The time John flung me down the stairs.
John kicking me and I lay on the floor crying.
John grabbing my ass in the kitchen before school.
John reaching up school kilt when I got home and then pushing me backward- followed by me pulling myself up and running like hell out the door.
John introducing me to "Vinny" and leaving the room.
My stomach heaved with that one. I panicked, attempting to block the images away- my heart rate flew through the roof and I found the pen knife sitting on the desk. I grabbed it without thinking, and ran the blade along my skin. Just once, I lied, just relax then bandage it- tell him you slipped on a piece of glass well going for a walk. But with one I couldn't stop, the frenzy began. Again, and again, deeper and deeper. More and more blood trickled down my arm and then- the horrible realization hit me.
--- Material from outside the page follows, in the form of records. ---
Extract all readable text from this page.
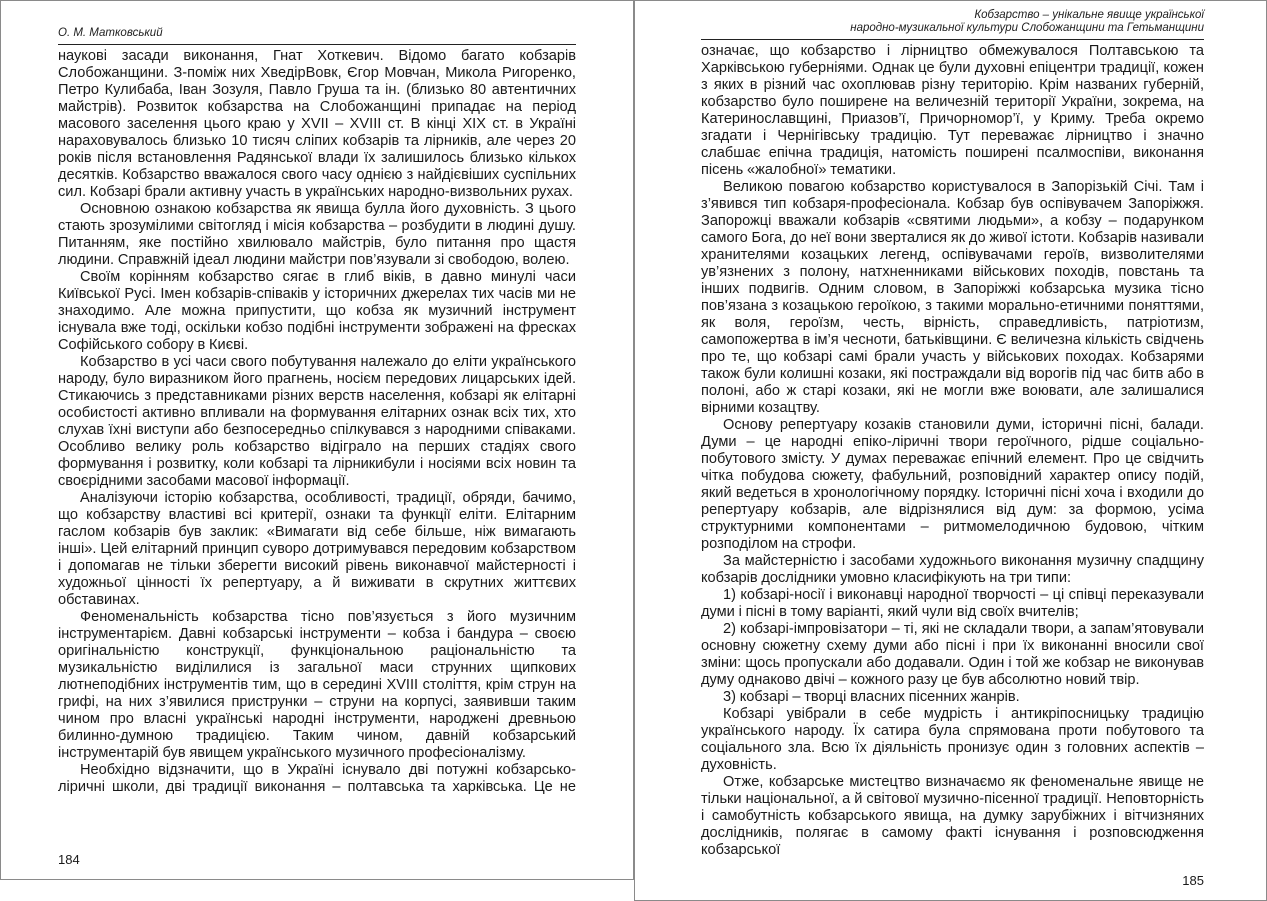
О. М. Матковський

наукові засади виконання, Гнат Хоткевич. Відомо багато кобзарів Слобожанщини. З-поміж них ХведірВовк, Єгор Мовчан, Микола Ригоренко, Петро Кулибаба, Іван Зозуля, Павло Груша та ін. (близько 80 автентичних майстрів). Розвиток кобзарства на Слобожанщині припадає на період масового заселення цього краю у XVII – XVIII ст. В кінці XIX ст. в Україні нараховувалось близько 10 тисяч сліпих кобзарів та лірників, але через 20 років після встановлення Радянської влади їх залишилось близько кількох десятків. Кобзарство вважалося свого часу однією з найдієвіших суспільних сил. Кобзарі брали активну участь в українських народно-визвольних рухах.

Основною ознакою кобзарства як явища булла його духовність. З цього стають зрозумілими світогляд і місія кобзарства – розбудити в людині душу. Питанням, яке постійно хвилювало майстрів, було питання про щастя людини. Справжній ідеал людини майстри пов’язували зі свободою, волею.

Своїм корінням кобзарство сягає в глиб віків, в давно минулі часи Київської Русі. Імен кобзарів-співаків у історичних джерелах тих часів ми не знаходимо. Але можна припустити, що кобза як музичний інструмент існувала вже тоді, оскільки кобзо подібні інструменти зображені на фресках Софійського собору в Києві.

Кобзарство в усі часи свого побутування належало до еліти українського народу, було виразником його прагнень, носієм передових лицарських ідей. Стикаючись з представниками різних верств населення, кобзарі як елітарні особистості активно впливали на формування елітарних ознак всіх тих, хто слухав їхні виступи або безпосередньо спілкувався з народними співаками. Особливо велику роль кобзарство відіграло на перших стадіях свого формування і розвитку, коли кобзарі та лірникибули і носіями всіх новин та своєрідними засобами масової інформації.

Аналізуючи історію кобзарства, особливості, традиції, обряди, бачимо, що кобзарству властиві всі критерії, ознаки та функції еліти. Елітарним гаслом кобзарів був заклик: «Вимагати від себе більше, ніж вимагають інші». Цей елітарний принцип суворо дотримувався передовим кобзарством і допомагав не тільки зберегти високий рівень виконавчої майстерності і художньої цінності їх репертуару, а й виживати в скрутних життєвих обставинах.

Феноменальність кобзарства тісно пов’язується з його музичним інструментарієм. Давні кобзарські інструменти – кобза і бандура – своєю оригінальністю конструкції, функціональною раціональністю та музикальністю виділилися із загальної маси струнних щипкових лютнеподібних інструментів тим, що в середині XVIII століття, крім струн на грифі, на них з’явилися приструнки – струни на корпусі, заявивши таким чином про власні українські народні інструменти, народжені древньою билинно-думною традицією. Таким чином, давній кобзарський інструментарій був явищем українського музичного професіоналізму.

Необхідно відзначити, що в Україні існувало дві потужні кобзарсько-ліричні школи, дві традиції виконання – полтавська та харківська. Це не

184
Кобзарство – унікальне явище української
народно-музикальної культури Слобожанщини та Гетьманщини

означає, що кобзарство і лірництво обмежувалося Полтавською та Харківською губерніями. Однак це були духовні епіцентри традиції, кожен з яких в різний час охоплював різну територію. Крім названих губерній, кобзарство було поширене на величезній території України, зокрема, на Катеринославщині, Приазов’ї, Причорномор’ї, у Криму. Треба окремо згадати і Чернігівську традицію. Тут переважає лірництво і значно слабшає епічна традиція, натомість поширені псалмоспіви, виконання пісень «жалобної» тематики.

Великою повагою кобзарство користувалося в Запорізькій Січі. Там і з’явився тип кобзаря-професіонала. Кобзар був оспівувачем Запоріжжя. Запорожці вважали кобзарів «святими людьми», а кобзу – подарунком самого Бога, до неї вони зверталися як до живої істоти. Кобзарів називали хранителями козацьких легенд, оспівувачами героїв, визволителями ув’язнених з полону, натхненниками військових походів, повстань та інших подвигів. Одним словом, в Запоріжжі кобзарська музика тісно пов’язана з козацькою героїкою, з такими морально-етичними поняттями, як воля, героїзм, честь, вірність, справедливість, патріотизм, самопожертва в ім’я чесноти, батьківщини. Є величезна кількість свідчень про те, що кобзарі самі брали участь у військових походах. Кобзарями також були колишні козаки, які постраждали від ворогів під час битв або в полоні, або ж старі козаки, які не могли вже воювати, але залишалися вірними козацтву.

Основу репертуару козаків становили думи, історичні пісні, балади. Думи – це народні епіко-ліричні твори героїчного, рідше соціально-побутового змісту. У думах переважає епічний елемент. Про це свідчить чітка побудова сюжету, фабульний, розповідний характер опису подій, який ведеться в хронологічному порядку. Історичні пісні хоча і входили до репертуару кобзарів, але відрізнялися від дум: за формою, усіма структурними компонентами – ритмомелодичною будовою, чітким розподілом на строфи.

За майстерністю і засобами художнього виконання музичну спадщину кобзарів дослідники умовно класифікують на три типи:

1) кобзарі-носії і виконавці народної творчості – ці співці переказували думи і пісні в тому варіанті, який чули від своїх вчителів;

2) кобзарі-імпровізатори – ті, які не складали твори, а запам’ятовували основну сюжетну схему думи або пісні і при їх виконанні вносили свої зміни: щось пропускали або додавали. Один і той же кобзар не виконував думу однаково двічі – кожного разу це був абсолютно новий твір.

3) кобзарі – творці власних пісенних жанрів.

Кобзарі увібрали в себе мудрість і антикріпосницьку традицію українського народу. Їх сатира була спрямована проти побутового та соціального зла. Всю їх діяльність пронизує один з головних аспектів – духовність.

Отже, кобзарське мистецтво визначаємо як феноменальне явище не тільки національної, а й світової музично-пісенної традиції. Неповторність і самобутність кобзарського явища, на думку зарубіжних і вітчизняних дослідників, полягає в самому факті існування і розповсюдження кобзарської

185
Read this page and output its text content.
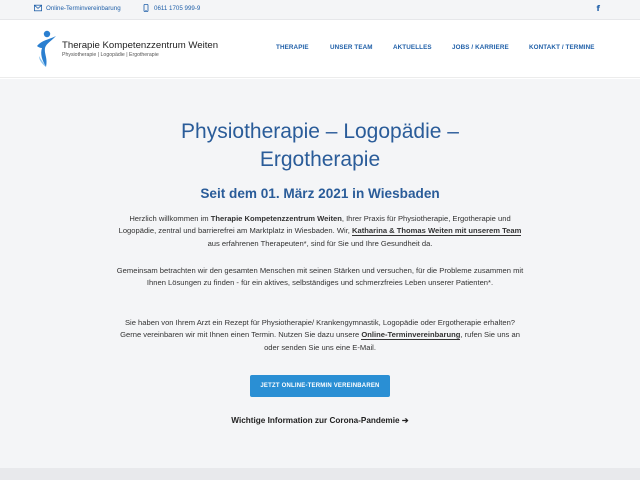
Online-Terminvereinbarung	0611 1705 999-9	f
Therapie Kompetenzzentrum Weiten
Physiotherapie | Logopädie | Ergotherapie
THERAPIE	UNSER TEAM	AKTUELLES	JOBS / KARRIERE	KONTAKT / TERMINE
Physiotherapie – Logopädie –
Ergotherapie
Seit dem 01. März 2021 in Wiesbaden

Herzlich willkommen im Therapie Kompetenzzentrum Weiten, Ihrer Praxis für Physiotherapie, Ergotherapie und Logopädie, zentral und barrierefrei am Marktplatz in Wiesbaden. Wir, Katharina & Thomas Weiten mit unserem Team aus erfahrenen Therapeuten*, sind für Sie und Ihre Gesundheit da.

Gemeinsam betrachten wir den gesamten Menschen mit seinen Stärken und versuchen, für die Probleme zusammen mit Ihnen Lösungen zu finden - für ein aktives, selbständiges und schmerzfreies Leben unserer Patienten*.

Sie haben von Ihrem Arzt ein Rezept für Physiotherapie/ Krankengymnastik, Logopädie oder Ergotherapie erhalten? Gerne vereinbaren wir mit Ihnen einen Termin. Nutzen Sie dazu unsere Online-Terminvereinbarung, rufen Sie uns an oder senden Sie uns eine E-Mail.

JETZT ONLINE-TERMIN VEREINBAREN
Wichtige Information zur Corona-Pandemie ➔
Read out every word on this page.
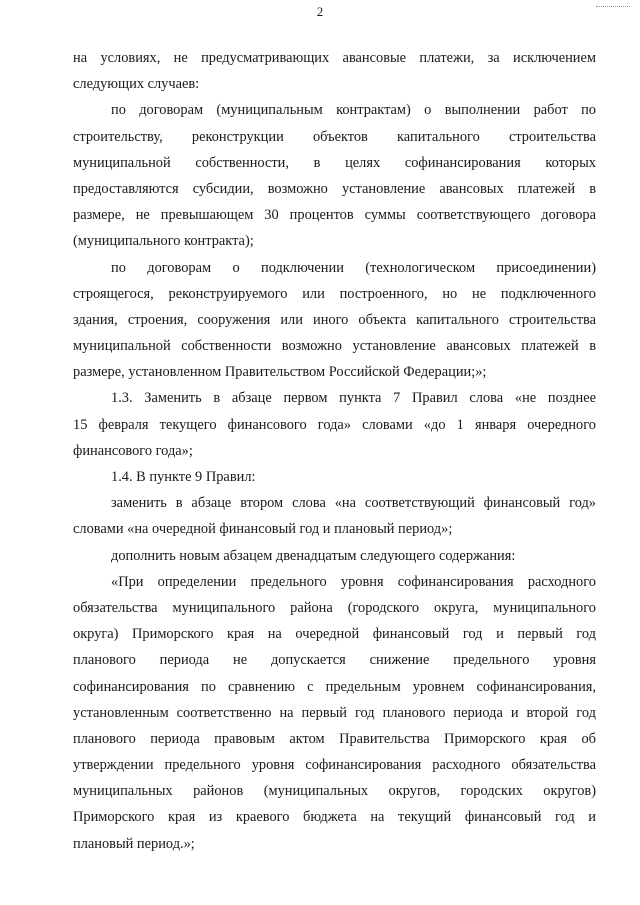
2
на условиях, не предусматривающих авансовые платежи, за исключением
следующих случаев:
по договорам (муниципальным контрактам) о выполнении работ по
строительству, реконструкции объектов капитального строительства
муниципальной собственности, в целях софинансирования которых
предоставляются субсидии, возможно установление авансовых платежей в
размере, не превышающем 30 процентов суммы соответствующего договора
(муниципального контракта);
по договорам о подключении (технологическом присоединении)
строящегося, реконструируемого или построенного, но не подключенного
здания, строения, сооружения или иного объекта капитального строительства
муниципальной собственности возможно установление авансовых платежей в
размере, установленном Правительством Российской Федерации;»;
1.3. Заменить в абзаце первом пункта 7 Правил слова «не позднее
15 февраля текущего финансового года» словами «до 1 января очередного
финансового года»;
1.4. В пункте 9 Правил:
заменить в абзаце втором слова «на соответствующий финансовый год»
словами «на очередной финансовый год и плановый период»;
дополнить новым абзацем двенадцатым следующего содержания:
«При определении предельного уровня софинансирования расходного
обязательства муниципального района (городского округа, муниципального
округа) Приморского края на очередной финансовый год и первый год
планового периода не допускается снижение предельного уровня
софинансирования по сравнению с предельным уровнем софинансирования,
установленным соответственно на первый год планового периода и второй год
планового периода правовым актом Правительства Приморского края об
утверждении предельного уровня софинансирования расходного обязательства
муниципальных районов (муниципальных округов, городских округов)
Приморского края из краевого бюджета на текущий финансовый год и
плановый период.»;
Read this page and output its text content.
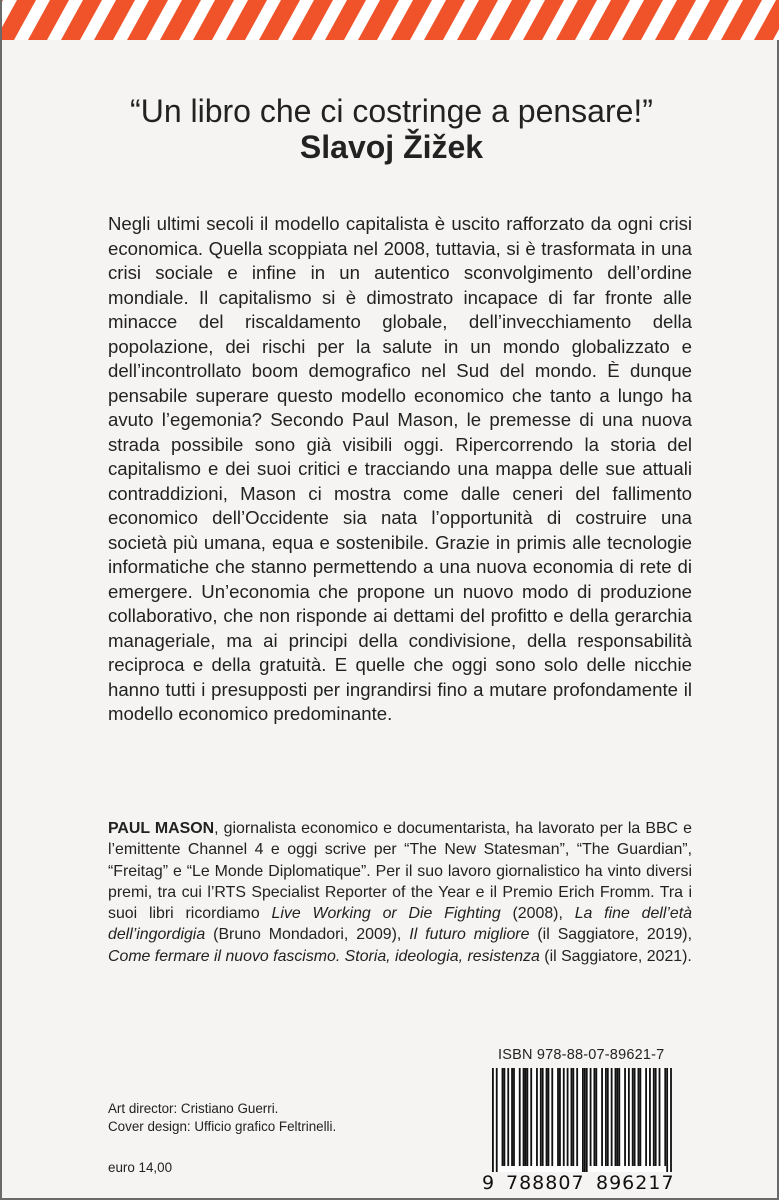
“Un libro che ci costringe a pensare!”
Slavoj Žižek

Negli ultimi secoli il modello capitalista è uscito rafforzato da ogni crisi economica. Quella scoppiata nel 2008, tuttavia, si è trasformata in una crisi sociale e infine in un autentico sconvolgimento dell’ordine mondiale. Il capitalismo si è dimostrato incapace di far fronte alle minacce del riscaldamento globale, dell’invecchiamento della popolazione, dei rischi per la salute in un mondo globalizzato e dell’incontrollato boom demografico nel Sud del mondo. È dunque pensabile superare questo modello economico che tanto a lungo ha avuto l’egemonia? Secondo Paul Mason, le premesse di una nuova strada possibile sono già visibili oggi. Ripercorrendo la storia del capitalismo e dei suoi critici e tracciando una mappa delle sue attuali contraddizioni, Mason ci mostra come dalle ceneri del fallimento economico dell’Occidente sia nata l’opportunità di costruire una società più umana, equa e sostenibile. Grazie in primis alle tecnologie informatiche che stanno permettendo a una nuova economia di rete di emergere. Un’economia che propone un nuovo modo di produzione collaborativo, che non risponde ai dettami del profitto e della gerarchia manageriale, ma ai principi della condivisione, della responsabilità reciproca e della gratuità. E quelle che oggi sono solo delle nicchie hanno tutti i presupposti per ingrandirsi fino a mutare profondamente il modello economico predominante.

PAUL MASON, giornalista economico e documentarista, ha lavorato per la BBC e l’emittente Channel 4 e oggi scrive per “The New Statesman”, “The Guardian”, “Freitag” e “Le Monde Diplomatique”. Per il suo lavoro giornalistico ha vinto diversi premi, tra cui l’RTS Specialist Reporter of the Year e il Premio Erich Fromm. Tra i suoi libri ricordiamo Live Working or Die Fighting (2008), La fine dell’età dell’ingordigia (Bruno Mondadori, 2009), Il futuro migliore (il Saggiatore, 2019), Come fermare il nuovo fascismo. Storia, ideologia, resistenza (il Saggiatore, 2021).

ISBN 978-88-07-89621-7
9 788807 896217
Art director: Cristiano Guerri.
Cover design: Ufficio grafico Feltrinelli.
euro 14,00
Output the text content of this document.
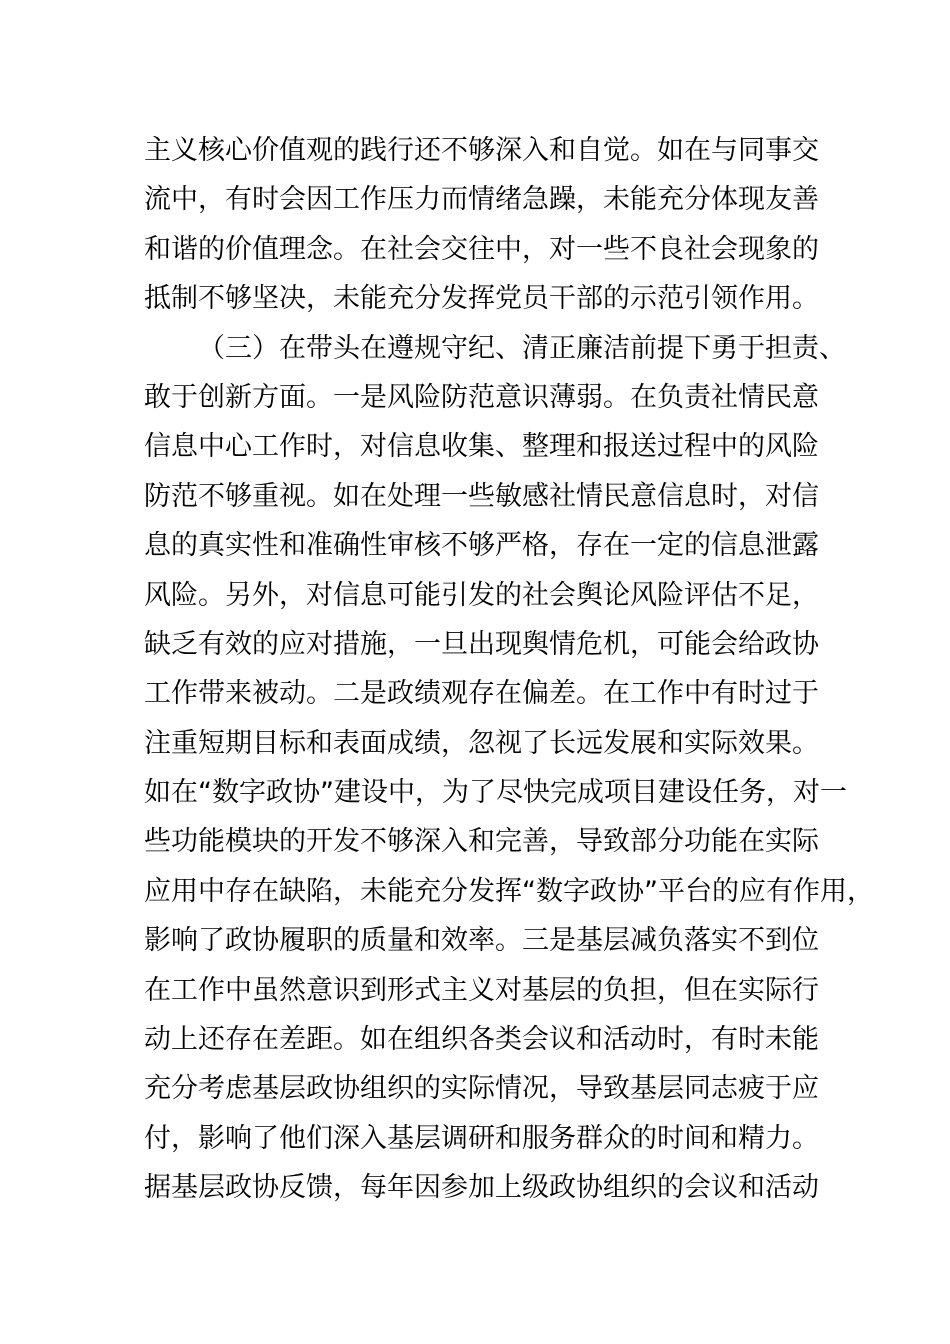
主义核心价值观的践行还不够深入和自觉。如在与同事交
流中，有时会因工作压力而情绪急躁，未能充分体现友善
和谐的价值理念。在社会交往中，对一些不良社会现象的
抵制不够坚决，未能充分发挥党员干部的示范引领作用。
（三）在带头在遵规守纪、清正廉洁前提下勇于担责、
敢于创新方面。一是风险防范意识薄弱。在负责社情民意
信息中心工作时，对信息收集、整理和报送过程中的风险
防范不够重视。如在处理一些敏感社情民意信息时，对信
息的真实性和准确性审核不够严格，存在一定的信息泄露
风险。另外，对信息可能引发的社会舆论风险评估不足，
缺乏有效的应对措施，一旦出现舆情危机，可能会给政协
工作带来被动。二是政绩观存在偏差。在工作中有时过于
注重短期目标和表面成绩，忽视了长远发展和实际效果。
如在“数字政协”建设中，为了尽快完成项目建设任务，对一
些功能模块的开发不够深入和完善，导致部分功能在实际
应用中存在缺陷，未能充分发挥“数字政协”平台的应有作用，
影响了政协履职的质量和效率。三是基层减负落实不到位
在工作中虽然意识到形式主义对基层的负担，但在实际行
动上还存在差距。如在组织各类会议和活动时，有时未能
充分考虑基层政协组织的实际情况，导致基层同志疲于应
付，影响了他们深入基层调研和服务群众的时间和精力。
据基层政协反馈，每年因参加上级政协组织的会议和活动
I ran out the balcony to breath.
I rested my head against the cold railing and allowed myself to cry again. So much hurt and anger seemed to flow through me. I thought I had succeeded in shutting myself down so I could complete this horrible task in peace, but I hadn't. No, all I had done was make it bottle up.
I reviewed the facts of my sorry existence, attempting to distract myself. My mother was dying, my father in mortal danger, my step-father on the run from the cops, probably going to kill my father, and the Vampire family I knew probably didn't know I knew about them- besides Alice. I let out a howl of anger and frustration before pulling myself into a ball to bawl myself to sleep. Edward was going to be so angry with me…. I was putting him in danger… I hated myself so much.